Catabolism and Loss of Proteoglycans from Cultures of Bovine Collateral Ligament

This paper investigates the kinetics and mechanism of loss of the two major proteoglycan species from cultures of bovine collateral ligament. Following incubation of ligament with [35S]sulfate after 6 days in culture, the rate of loss of the predominant proteoglycan species, decorin, from the matrix was shown to be much slower (t1/2∼ 18 days) than that of the large chondroitin sulfate proteoglycan (t1/2∼ 1.4 days). Analysis of35S-labeled proteoglycans released into the medium between Days 11 and 15 of the culture period on a column of Sepharose CL-4B revealed that these macromolecules constituted mainly decorin of similar hydrodynamic size to that present in the matrix. Furthermore, analysis of core proteins using gel electrophoresis followed by fluorography or immunodetection with LF-94, an antibody directed against the amino-terminal region of decorin, indicated that the core proteins of decorin released into the medium and those remaining in the matrix of ligament cultures had a similar molecular mass (∼49 kDa).
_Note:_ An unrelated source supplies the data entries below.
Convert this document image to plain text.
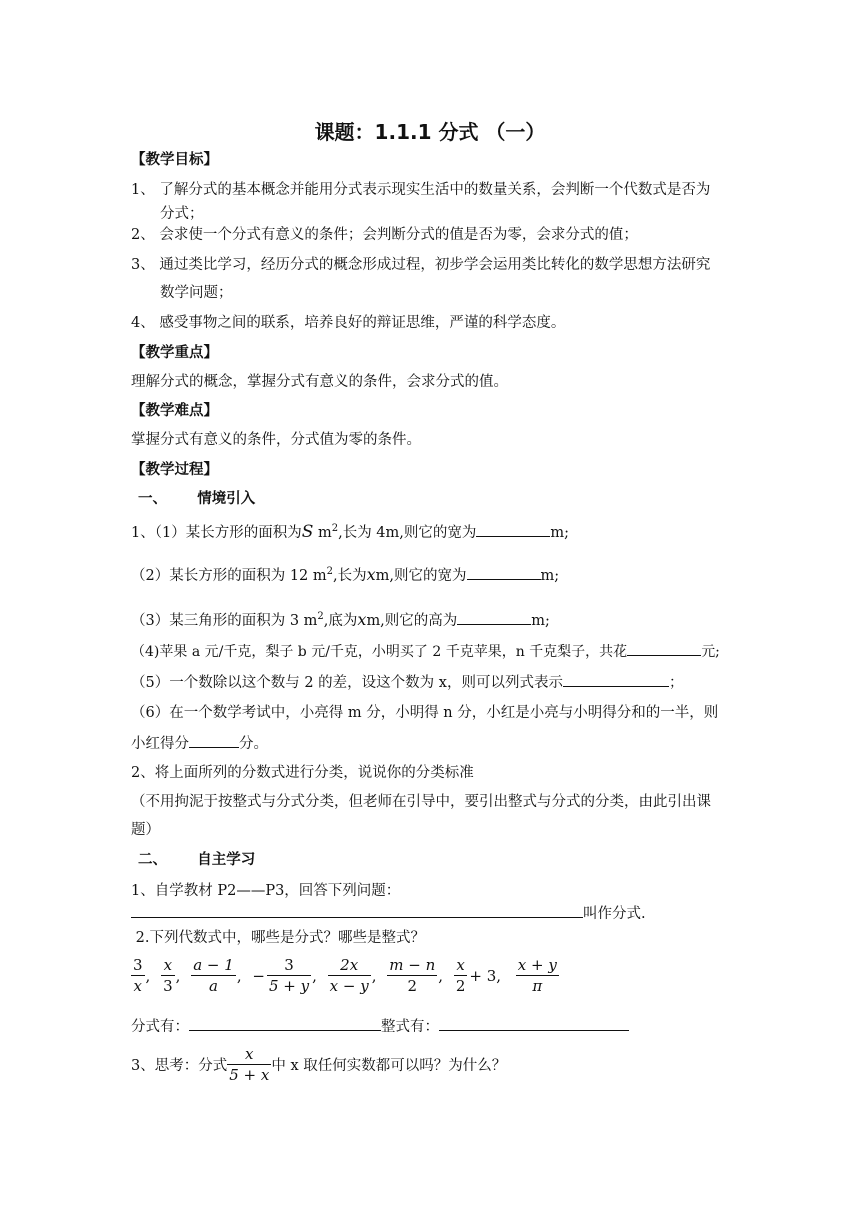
课题：1.1.1 分式 （一）
【教学目标】
1、 了解分式的基本概念并能用分式表示现实生活中的数量关系，会判断一个代数式是否为
分式；
2、 会求使一个分式有意义的条件；会判断分式的值是否为零，会求分式的值；
3、 通过类比学习，经历分式的概念形成过程，初步学会运用类比转化的数学思想方法研究
数学问题；
4、 感受事物之间的联系，培养良好的辩证思维，严谨的科学态度。
【教学重点】
理解分式的概念，掌握分式有意义的条件，会求分式的值。
【教学难点】
掌握分式有意义的条件，分式值为零的条件。
【教学过程】
一、      情境引入
1、（1）某长方形的面积为S $m^2$,长为 4m,则它的宽为	m;
（2）某长方形的面积为 12 $m^2$,长为xm,则它的宽为	m;
（3）某三角形的面积为 3 $m^2$,底为xm,则它的高为	m;
（4)苹果 a 元/千克，梨子 b 元/千克，小明买了 2 千克苹果，n 千克梨子，共花	元;
（5）一个数除以这个数与 2 的差，设这个数为 x，则可以列式表示	；
（6）在一个数学考试中，小亮得 m 分，小明得 n 分，小红是小亮与小明得分和的一半，则
小红得分	分。
2、将上面所列的分数式进行分类，说说你的分类标准
（不用拘泥于按整式与分式分类，但老师在引导中，要引出整式与分式的分类，由此引出课
题）
二、      自主学习
1、自学教材 P2——P3，回答下列问题：
叫作分式.
2.下列代数式中，哪些是分式？哪些是整式？
$\frac{3}{x}$ , $\frac{x}{3}$ , $\frac{a - 1}{a}$ , − $\frac{3}{5 + y}$ , $\frac{2x}{x - y}$ , $\frac{m - n}{2}$ , $\frac{x}{2} + 3$, $\frac{x + y}{\pi}$
分式有：	整式有：
3、思考：分式 $\frac{x}{5 + x}$ 中 x 取任何实数都可以吗？为什么？
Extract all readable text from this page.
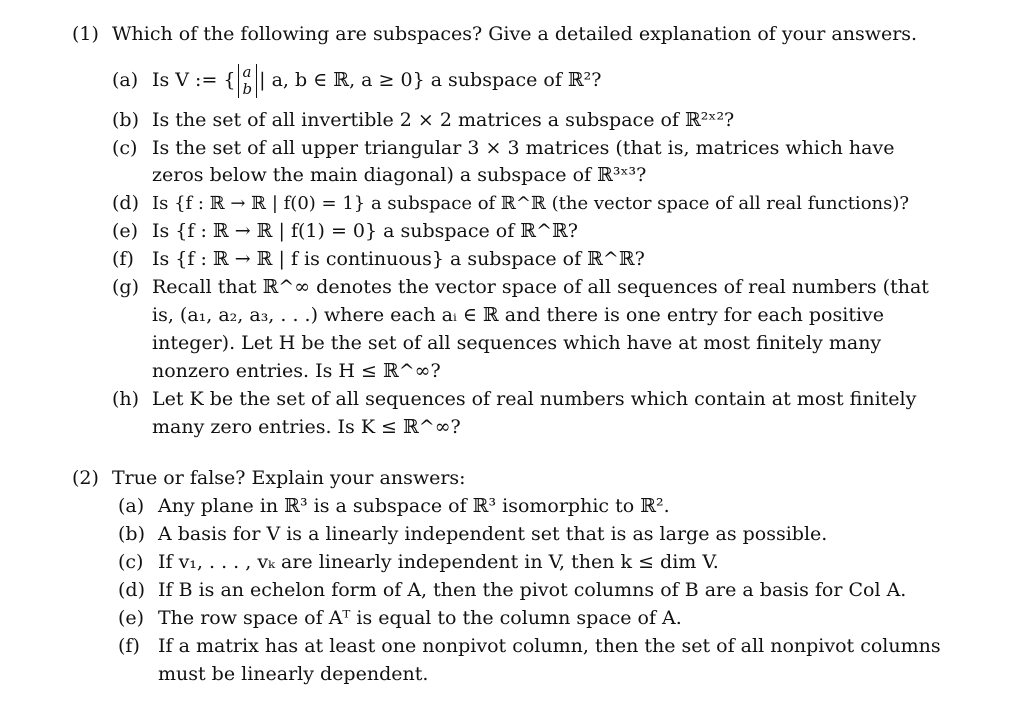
(1) Which of the following are subspaces? Give a detailed explanation of your answers.
(a) Is V := { a
b | a, b ∈ ℝ, a ≥ 0} a subspace of ℝ²?
(b) Is the set of all invertible 2 × 2 matrices a subspace of ℝ²ˣ²?
(c) Is the set of all upper triangular 3 × 3 matrices (that is, matrices which have
zeros below the main diagonal) a subspace of ℝ³ˣ³?
(d) Is {f : ℝ → ℝ | f(0) = 1} a subspace of ℝ^ℝ (the vector space of all real functions)?
(e) Is {f : ℝ → ℝ | f(1) = 0} a subspace of ℝ^ℝ?
(f) Is {f : ℝ → ℝ | f is continuous} a subspace of ℝ^ℝ?
(g) Recall that ℝ^∞ denotes the vector space of all sequences of real numbers (that
is, (a₁, a₂, a₃, . . .) where each aᵢ ∈ ℝ and there is one entry for each positive
integer). Let H be the set of all sequences which have at most finitely many
nonzero entries. Is H ≤ ℝ^∞?
(h) Let K be the set of all sequences of real numbers which contain at most finitely
many zero entries. Is K ≤ ℝ^∞?
(2) True or false? Explain your answers:
(a) Any plane in ℝ³ is a subspace of ℝ³ isomorphic to ℝ².
(b) A basis for V is a linearly independent set that is as large as possible.
(c) If v₁, . . . , vₖ are linearly independent in V, then k ≤ dim V.
(d) If B is an echelon form of A, then the pivot columns of B are a basis for Col A.
(e) The row space of Aᵀ is equal to the column space of A.
(f) If a matrix has at least one nonpivot column, then the set of all nonpivot columns
must be linearly dependent.
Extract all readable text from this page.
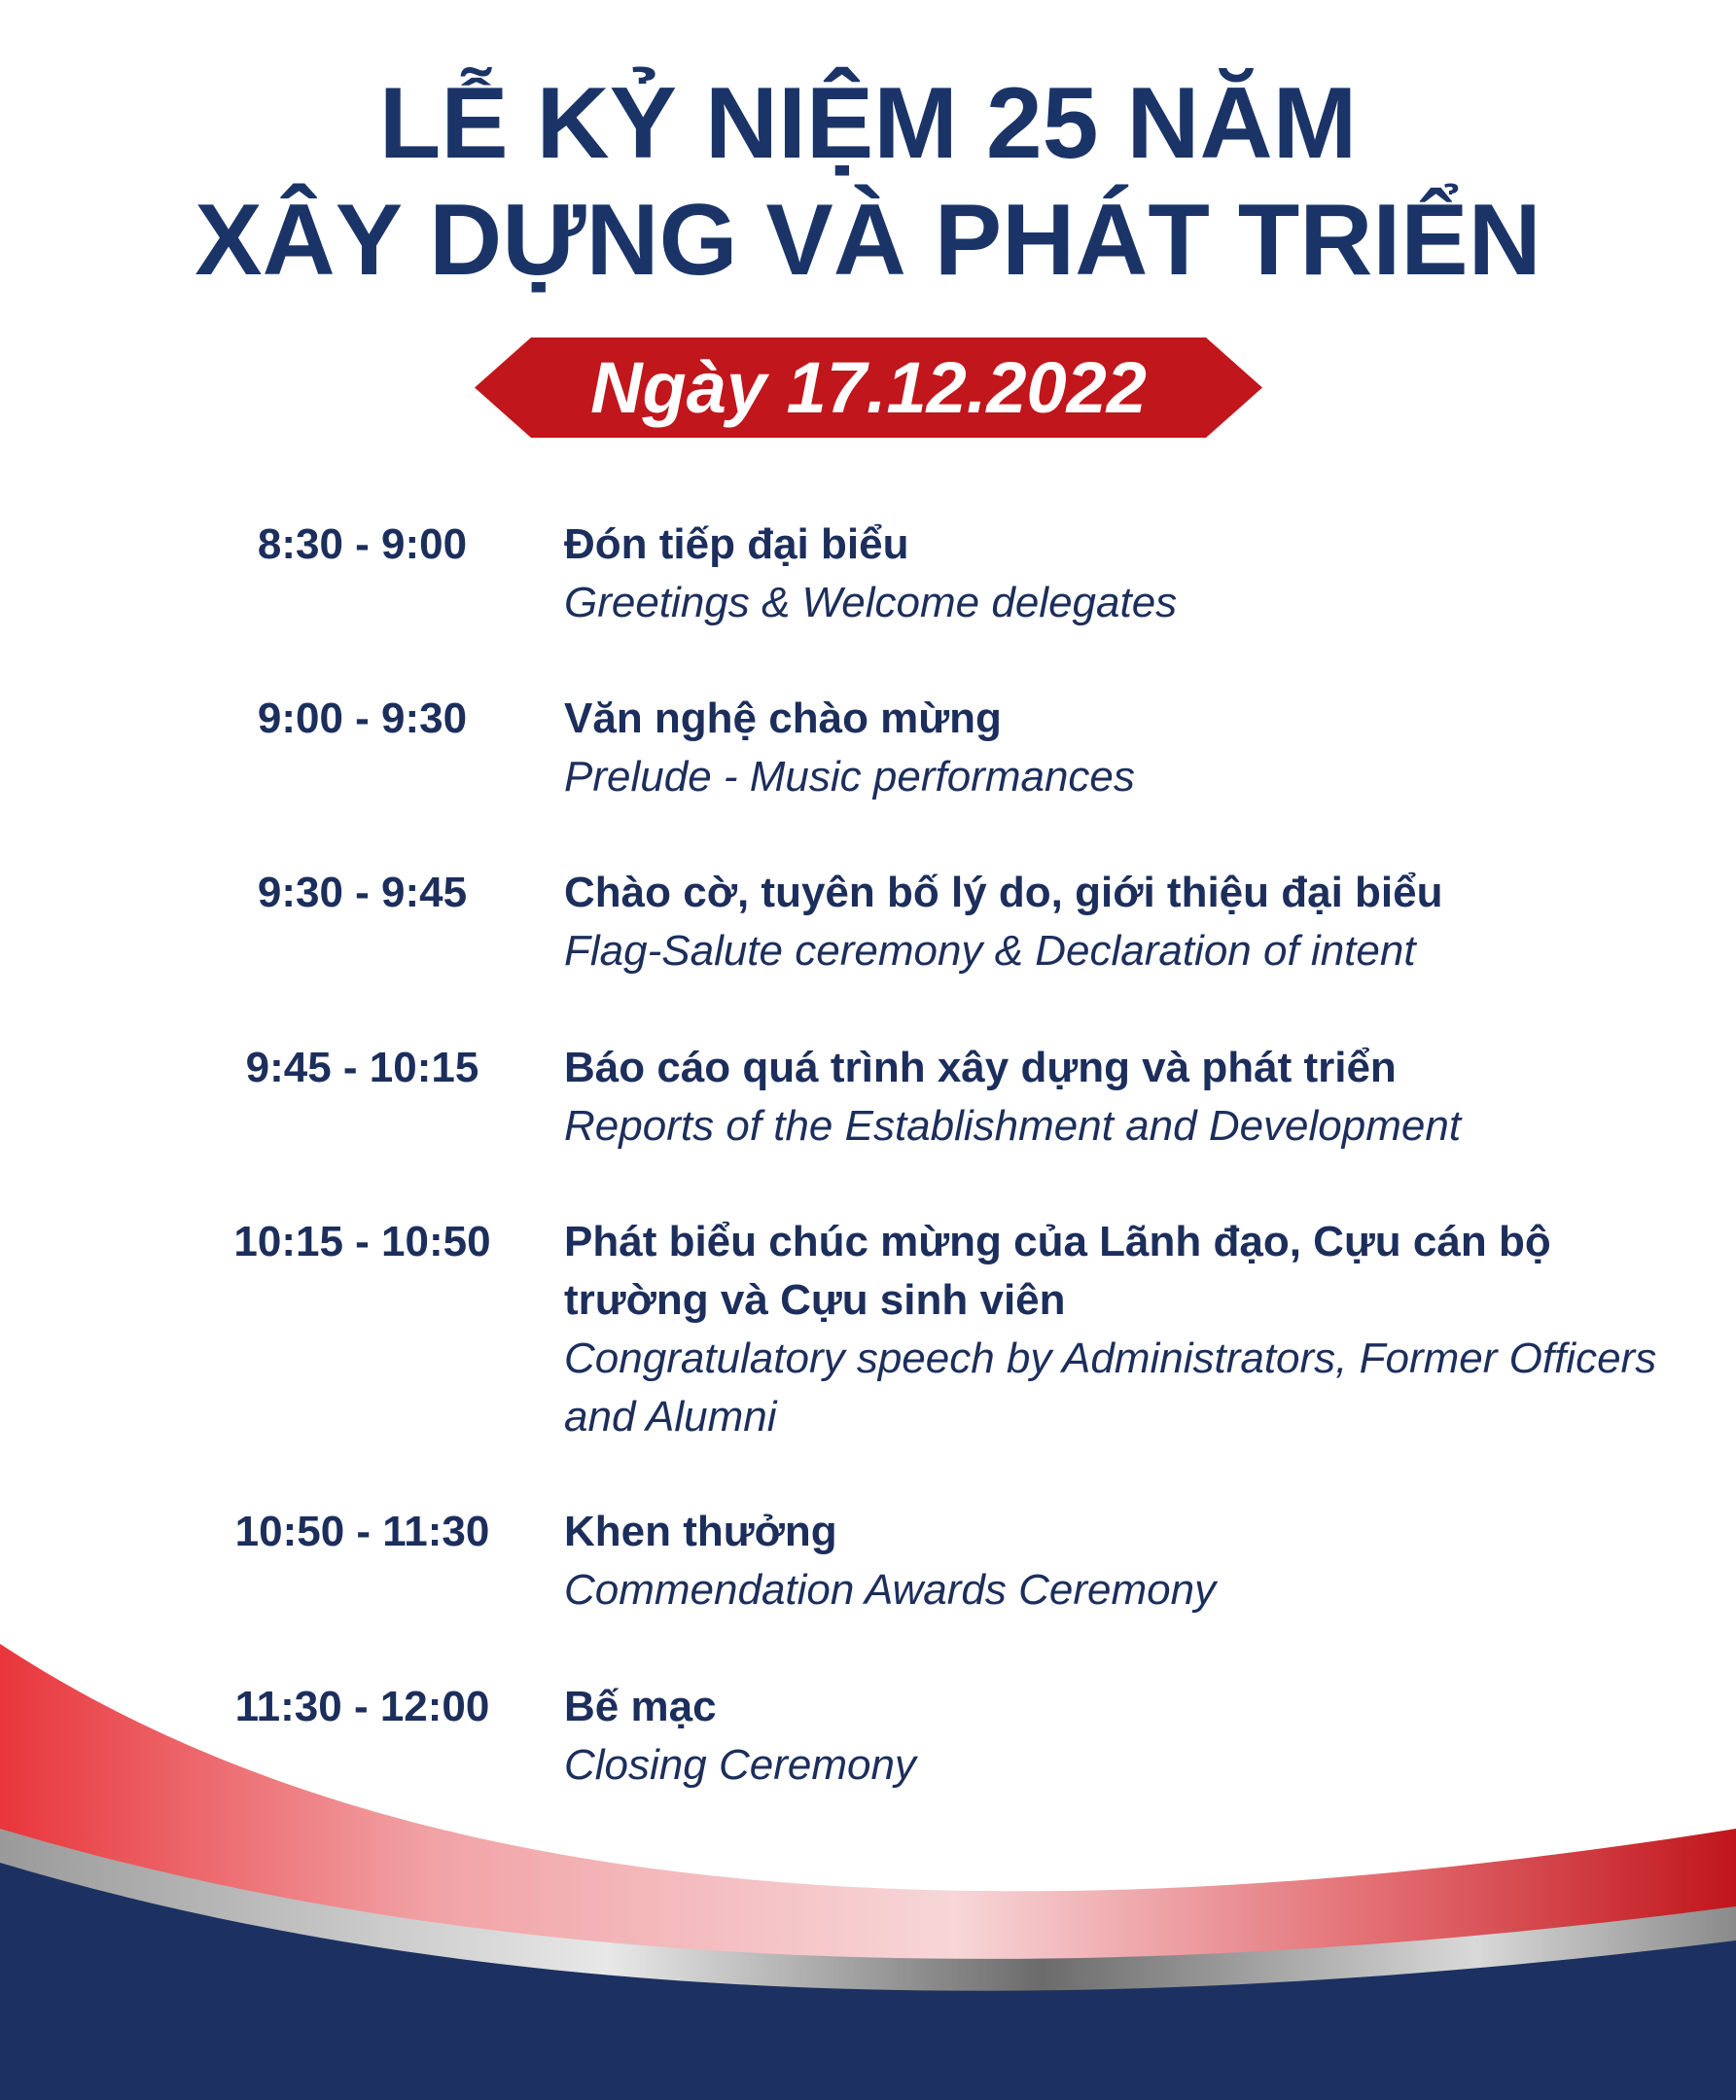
LỄ KỶ NIỆM 25 NĂM
XÂY DỰNG VÀ PHÁT TRIỂN
Ngày 17.12.2022
8:30 - 9:00	Đón tiếp đại biểu
Greetings & Welcome delegates
9:00 - 9:30	Văn nghệ chào mừng
Prelude - Music performances
9:30 - 9:45	Chào cờ, tuyên bố lý do, giới thiệu đại biểu
Flag-Salute ceremony & Declaration of intent
9:45 - 10:15	Báo cáo quá trình xây dựng và phát triển
Reports of the Establishment and Development
10:15 - 10:50	Phát biểu chúc mừng của Lãnh đạo, Cựu cán bộ trường và Cựu sinh viên
Congratulatory speech by Administrators, Former Officers and Alumni
10:50 - 11:30	Khen thưởng
Commendation Awards Ceremony
11:30 - 12:00	Bế mạc
Closing Ceremony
Analysis of both the35S-labeled and endogenous macromolecules using 5/6/3-B-3, an antibody directed against terminal unsaturated chondroitin-6-sulfate disaccharides, revealed that three core proteins with molecular masses greater than ∼200 kDa were present in the matrix. Four additional core proteins (range ∼80–200 kDa) derived from the large proteoglycan were detected in the medium of ligament cultures. These findings indicate that, unlike decorin, the loss of the large chondroitin sulfate proteoglycan from the matrix of ligament cultures involved proteolytic cleavage of its core protein. No difference in the hydrodynamic size of the35S-labeled glycosaminoglycan chains derived from either proteoglycan species remaining in the matrix or released into the medium of ligament cultures was observed.